At the end of the walkway lay a stairs leading to the barrique cellar below. My 6 foot 3 frame gingerly descended, the metallic spiral staircase swaying as a I transferred my weight from step to step. Stepping off the bottom step into a room of 81 barriques containing the 2012 vintage of Le Pergole Torte, the first thing that hit me was the cool air – an encouraging sign in a region that receives constant criticism for elevated cellar temperatures. Stefano explained that this was not the work of a sophisticated air conditioning unit but instead of mother nature – the most prominent wall in the cellar is north facing which provides a cooling effect to the entire room. The barriques themselves are a mix of old and new Allier oak; they are generally used for no more than five years with only a small portion being replaced each year to minimise the influence of new wood.

Montevertine Barrel

As was the case with the larger oak barrels above however, the standard closure mechanisms employed in other wineries do not meet Montevertine’s exacting standards.
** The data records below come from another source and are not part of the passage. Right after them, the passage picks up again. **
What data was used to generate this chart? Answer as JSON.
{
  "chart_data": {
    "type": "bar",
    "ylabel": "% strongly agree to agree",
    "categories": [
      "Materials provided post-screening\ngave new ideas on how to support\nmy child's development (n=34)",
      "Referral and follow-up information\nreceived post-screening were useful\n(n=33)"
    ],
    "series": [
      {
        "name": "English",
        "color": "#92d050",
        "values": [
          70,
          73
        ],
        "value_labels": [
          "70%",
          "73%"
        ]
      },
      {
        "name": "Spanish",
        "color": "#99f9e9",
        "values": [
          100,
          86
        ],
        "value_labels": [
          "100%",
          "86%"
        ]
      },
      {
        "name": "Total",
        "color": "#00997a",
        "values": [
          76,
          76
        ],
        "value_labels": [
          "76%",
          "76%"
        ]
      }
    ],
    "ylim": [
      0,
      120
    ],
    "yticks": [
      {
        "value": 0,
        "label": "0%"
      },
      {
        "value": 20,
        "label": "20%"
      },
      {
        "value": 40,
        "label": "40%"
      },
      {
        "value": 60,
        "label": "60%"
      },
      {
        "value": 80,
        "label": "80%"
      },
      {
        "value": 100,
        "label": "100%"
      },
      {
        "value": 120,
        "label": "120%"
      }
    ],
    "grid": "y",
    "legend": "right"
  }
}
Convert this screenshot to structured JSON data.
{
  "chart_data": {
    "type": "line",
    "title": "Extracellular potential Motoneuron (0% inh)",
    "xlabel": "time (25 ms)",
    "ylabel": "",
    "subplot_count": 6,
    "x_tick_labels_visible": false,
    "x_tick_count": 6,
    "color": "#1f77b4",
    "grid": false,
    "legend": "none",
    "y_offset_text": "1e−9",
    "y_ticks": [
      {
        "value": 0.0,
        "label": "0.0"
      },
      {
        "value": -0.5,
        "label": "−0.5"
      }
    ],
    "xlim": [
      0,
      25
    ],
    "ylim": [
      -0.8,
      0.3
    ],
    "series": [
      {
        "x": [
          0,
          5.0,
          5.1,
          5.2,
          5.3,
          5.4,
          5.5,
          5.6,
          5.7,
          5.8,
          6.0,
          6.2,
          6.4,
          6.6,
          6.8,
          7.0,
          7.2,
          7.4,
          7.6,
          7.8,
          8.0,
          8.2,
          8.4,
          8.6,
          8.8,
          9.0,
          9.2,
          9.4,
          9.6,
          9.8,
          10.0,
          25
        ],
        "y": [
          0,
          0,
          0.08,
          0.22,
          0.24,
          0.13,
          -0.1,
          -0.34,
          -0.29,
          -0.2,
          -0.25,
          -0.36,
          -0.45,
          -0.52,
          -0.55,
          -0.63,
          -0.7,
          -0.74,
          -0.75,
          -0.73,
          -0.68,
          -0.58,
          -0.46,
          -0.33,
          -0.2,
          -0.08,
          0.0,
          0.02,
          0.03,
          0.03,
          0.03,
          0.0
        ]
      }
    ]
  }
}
In this case, the barriques are filled within centimetres of the top and then closed with a wooden plug wrapped in a hession cloth. Stefano assured me that one strong and decisive blow of the hammer is enough to perfectly seal the barrel – the hession is there to stop the barrel splitting as it expands. After a few weeks, the barriques are then tipped 5 degrees to their side, thus dissipating the bubble of oxygen that had been lying beneath the plug throughout the rest of the wine in the barrel. The wine is still micro oxygenated through the porous wood but as there is less exposure to air than would normally be expected when using a standard barrique closure, Le Pergole Torte can sometimes show some reductive characteristics when first opened.

I started off by saying that there was something quite magical about the cellars and cantina at Montevertine and that if I ever fell out of love with wine, a trip back here would surely rekindle the flame. That’s the way I really feel – every little detail in the winemaking process at Montevertine has been carefully considered. The atmosphere throughout the winery is so staunchly traditional that it adds an air of romanticism to the entire experience – indeed so much so that one could easily forget about the wines and how good they are.

So a quick word on the wines to conclude:

The wines of Montevertine are absolutely delicious. At the top level they are elegant, pure and graceful yet also intense and structured. The oft overlooked Pian Del Ciampolo has become a real personal favourite of mine – its lightish colour in the glass combined with its floral aromas and rustic acidity are what Tuscan wine is (should be) about and it’s streets ahead of most all Chianti Classicos at a similar price.

Montevertine’s wines are imported into Ireland by Grapecircus at Sheridans Cheesemongers.